Gordon Bell may well be a slightly peculiar man.
On the other hand, he may simply be the world's first e-philanthropist.
Bell, a researcher at Microsoft, has decided that it is, indeed, in the interests of science for him to commit every single nano-second of his brain's functions to a digital resting place, so that those in future times might see just what human life was like in our woeful, wobbling era.
He wafts around the world carrying more recording equipment than, well, CNN. He tapes conversations, trips, bills, medical records, and, for all I know, visits to the washroom to groom his nasal hair.
He has even tried out a Microsoft invention called a SenseCam, which attempts to monitor and record as much of your life as is digitally possible in the form of images.
I know many of you will be wondering just how large the Kilimanjaro of information might be. Well, Bell seems to estimate it at some 350GB.
But it's another of his estimates which makes my body feel reluctant to welcome my breakfast. You see, Bell believes that by 2020 the whole of our lives will be online and searchable.
I find myself wondering just what kind of lives some of these big boffins have led. Isn't the real joy of life the mysteries rather than the facts?
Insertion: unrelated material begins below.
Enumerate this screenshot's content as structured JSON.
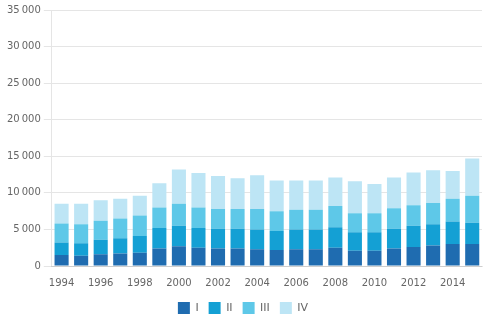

Can anything truly replace the serendipity of love, the insanity of coincidence, the maniacal lunacy of the surprise, and the relief at finally forgetting some of the idiotic things we have done in our lives?
There is a woman namedJill Price, who suffers from hyperthymestic syndrome, the ability to remember absolutely everything about her life. It does not seem to make her unusually happy. How do I know? Well, she told ABC News: "It makes me crazy."
If everything is there for us to merely click and search, isn't that the moment when we cease to be human beings and become, well, Ray Kurzweil?
Perhaps you, too, might feel just a twinge of ironic joy at Bell's reply to one searchingly innocent question posed to him by CNN: "Are you on Facebook and Twitter?"
Bell replied: "Yeah, I'm on Facebook and Twitter and occasionally I will tweet something. Somehow my problem is that I don't think I have anything interesting to tweet about."
And yet we are supposed to trawl through 350 Gigabytes of mostly uninteresting life? Oh, its enough to make you want to sip pinot noir with your cornflakes.